Батогов живо представлял себе, как озадачатся все, найдя у самого огня Нар-Беби без всякого признака жизни.
— Эк я ее свистнул, — думал он и сам чувствовал, как под его кулаком хрустнули, подаваясь, височные хрящи несчастной.
Мы уже верст двадцать
Предусмотрительность Юсуна выказывалась в полном блеске. На всем скаку обе лошади шарахнулись в сторону. Это было так неожиданно, что даже такие ездоки, как наши беглецы, чуть не вылетели из седел.
— А черт бы вас драл, — крикнул Батогов.
Крякнул и Юсуп, уцепившись обеими руками за гриву.
Несколько шакалов, взвизгивая по-собачьи и огрызаясь, теребили какую-то темную массу, должно быть, околевшего верблюда; они рассыпались врозь, поджав хвосты, при виде двух всадников, неожиданно налетевших из мрака на их пирушку.
— Ну, мы на хорошей дороге, — произнес Юсуп, разглядевший, в чем дело. — Это караванный путь к Митану. Нам теперь все правой стороны держаться надо.
Они поехали крупным степным шагом. Лошади потряхивали головами и отфыркивались. Шутя пронеслись они это пространство, и, казалось, по одному знаку всадников, готовы были снова проскакать столько же.
Несмотря на сильный холод осенней ночи, Батогов был весь в поту, и его начинала мучить нестерпимая жажда.
— С тобой есть вода? — спросил он Юсупа.
— Еще чего захотел?.. — ухмыльнулся джигит.
— Пить хочу... так и горит внутри, — говорил Батогов.
— Погорит, перестанет…
Юсуп относился теперь к своему «тюра» гораздо фамильярнее, чем до плена... Прежняя рабская, немного собачья покорность и подобострастие исчезли; все это заменилось другим, более хорошим чувством. Дикарь инстинктивно чувствовал, что теперь они оба «тюра», оба джигиты... Теперь они только товарищи... И если бы в настоящую минуту Батогов дал ему по уху, как прежде, за дурно сваренный глинтвейн, то, наверное, Юсуп ответил бы тем же.
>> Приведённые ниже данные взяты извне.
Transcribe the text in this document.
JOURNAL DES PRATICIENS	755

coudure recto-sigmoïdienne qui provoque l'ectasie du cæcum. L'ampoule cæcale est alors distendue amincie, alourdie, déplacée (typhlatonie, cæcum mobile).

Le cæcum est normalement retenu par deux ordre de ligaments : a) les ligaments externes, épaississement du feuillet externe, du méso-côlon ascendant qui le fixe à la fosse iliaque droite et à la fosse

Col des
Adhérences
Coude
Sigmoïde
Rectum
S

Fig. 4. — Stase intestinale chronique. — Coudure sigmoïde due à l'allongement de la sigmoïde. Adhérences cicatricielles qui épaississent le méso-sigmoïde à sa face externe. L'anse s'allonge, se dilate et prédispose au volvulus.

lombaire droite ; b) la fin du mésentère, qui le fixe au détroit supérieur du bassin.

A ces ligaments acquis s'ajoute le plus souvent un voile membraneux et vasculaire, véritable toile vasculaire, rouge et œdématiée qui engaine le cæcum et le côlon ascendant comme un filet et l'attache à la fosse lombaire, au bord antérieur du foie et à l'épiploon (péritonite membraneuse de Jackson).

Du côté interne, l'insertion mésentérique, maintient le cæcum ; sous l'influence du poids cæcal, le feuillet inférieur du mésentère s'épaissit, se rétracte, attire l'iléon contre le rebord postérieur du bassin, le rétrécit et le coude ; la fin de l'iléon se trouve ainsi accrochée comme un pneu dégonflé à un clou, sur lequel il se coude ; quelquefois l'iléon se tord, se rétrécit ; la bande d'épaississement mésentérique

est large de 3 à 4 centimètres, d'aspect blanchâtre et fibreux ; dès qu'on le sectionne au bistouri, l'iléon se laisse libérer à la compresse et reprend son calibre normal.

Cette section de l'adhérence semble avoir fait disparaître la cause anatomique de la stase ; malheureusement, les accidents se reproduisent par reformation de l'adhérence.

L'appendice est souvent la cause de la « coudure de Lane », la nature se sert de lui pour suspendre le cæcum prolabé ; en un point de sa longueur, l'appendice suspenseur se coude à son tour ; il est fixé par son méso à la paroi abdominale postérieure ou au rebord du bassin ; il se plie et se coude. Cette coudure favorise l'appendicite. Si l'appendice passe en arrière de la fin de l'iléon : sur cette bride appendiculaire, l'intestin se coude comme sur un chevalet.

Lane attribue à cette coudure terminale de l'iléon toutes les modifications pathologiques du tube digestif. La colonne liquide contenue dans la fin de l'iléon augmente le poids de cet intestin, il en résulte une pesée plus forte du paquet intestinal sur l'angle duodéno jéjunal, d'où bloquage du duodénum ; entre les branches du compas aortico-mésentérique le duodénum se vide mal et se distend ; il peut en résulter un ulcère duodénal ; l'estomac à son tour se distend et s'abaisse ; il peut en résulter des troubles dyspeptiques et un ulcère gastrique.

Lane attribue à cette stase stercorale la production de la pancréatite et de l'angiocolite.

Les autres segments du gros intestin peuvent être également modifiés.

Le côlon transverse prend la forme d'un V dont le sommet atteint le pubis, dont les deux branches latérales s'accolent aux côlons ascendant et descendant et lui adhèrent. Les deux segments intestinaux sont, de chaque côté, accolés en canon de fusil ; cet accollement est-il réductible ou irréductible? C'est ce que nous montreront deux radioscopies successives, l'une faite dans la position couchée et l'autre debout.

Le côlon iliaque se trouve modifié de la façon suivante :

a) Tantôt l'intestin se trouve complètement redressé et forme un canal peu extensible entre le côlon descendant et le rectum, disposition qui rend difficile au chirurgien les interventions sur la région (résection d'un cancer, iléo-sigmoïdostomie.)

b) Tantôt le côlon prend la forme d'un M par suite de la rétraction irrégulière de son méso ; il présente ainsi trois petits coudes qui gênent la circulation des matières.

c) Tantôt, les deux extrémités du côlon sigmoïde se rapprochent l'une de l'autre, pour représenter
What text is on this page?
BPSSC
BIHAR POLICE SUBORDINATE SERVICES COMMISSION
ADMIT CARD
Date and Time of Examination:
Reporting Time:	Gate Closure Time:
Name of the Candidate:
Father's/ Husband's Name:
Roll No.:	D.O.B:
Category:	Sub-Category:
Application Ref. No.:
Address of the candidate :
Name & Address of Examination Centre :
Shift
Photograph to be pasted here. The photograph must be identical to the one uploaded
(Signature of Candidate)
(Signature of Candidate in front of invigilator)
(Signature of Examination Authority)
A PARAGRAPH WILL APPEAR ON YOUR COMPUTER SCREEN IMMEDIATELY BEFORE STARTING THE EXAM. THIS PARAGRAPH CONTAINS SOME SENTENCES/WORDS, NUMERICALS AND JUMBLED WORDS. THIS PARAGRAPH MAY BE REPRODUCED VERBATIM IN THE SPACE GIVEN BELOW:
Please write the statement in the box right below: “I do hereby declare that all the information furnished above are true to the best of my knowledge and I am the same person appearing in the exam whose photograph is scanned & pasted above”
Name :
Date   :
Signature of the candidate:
— Ну, потерпи немного, потерпи... К утру мы будем у ключей; там есть вода, хорошая вода есть; я две недели тому назад был, видел; а народу там нет; все ушли к озерам... я и это знаю. Я все знаю: кто куда откочевал, когда где будет. Все знаю. Я ведь за этим и ездил, помнишь тогда. Это я дорогу искал настоящую, такую дорогу, чтобы, кроме нас, никого людей на ней не было бы в эту пору...
— Сзади бояться нечего, — говорил джигит, с оживлением передавая Батогову свои соображения. — За нами, что за ветром, не угонятся. А вот, чтобы нас не перехватили на пути, вот тогда беда была бы совсем. Особенно я одного места боюсь; там меня немножко заметили...
Юсуп почесал у себя над бровью,
— А лихой ты парень, — произнес Батогов и потрепал его по затылку.
— Эге, — засмеялся Юсуп. — Вот, погоди, приедем к нам на Дарью... Там в поход вместе пойдем. Ты смотри, Юсупке крест попроси у генерала, такой белый, что Атамкулке дали. Юсупка его на халате носить будет; и «мендаль» с птицей на красной ленте, непременно чтобы, слышишь?..
У Юсупа начинали заигрывать честолюбивые замыслы.
— Стой!..
— Тише, слушай!..
— Тс!.. Да будет над нами милость Аллаха!
Близко, казалось, что не более, как в пятидесяти саженях, проходил отряд конницы. Многочисленные копыта дробно стучали по твердому грунту степи; кусты колючки шелестели, путаясь между ногами. Но как ни напрягали свои испуганные глаза Юсуп с Батоговым, они решительно ничего не могли видеть в этой непроницаемой темноте.
— Только бы наши не заржали, — шепнул Батогов на ухо товарищу.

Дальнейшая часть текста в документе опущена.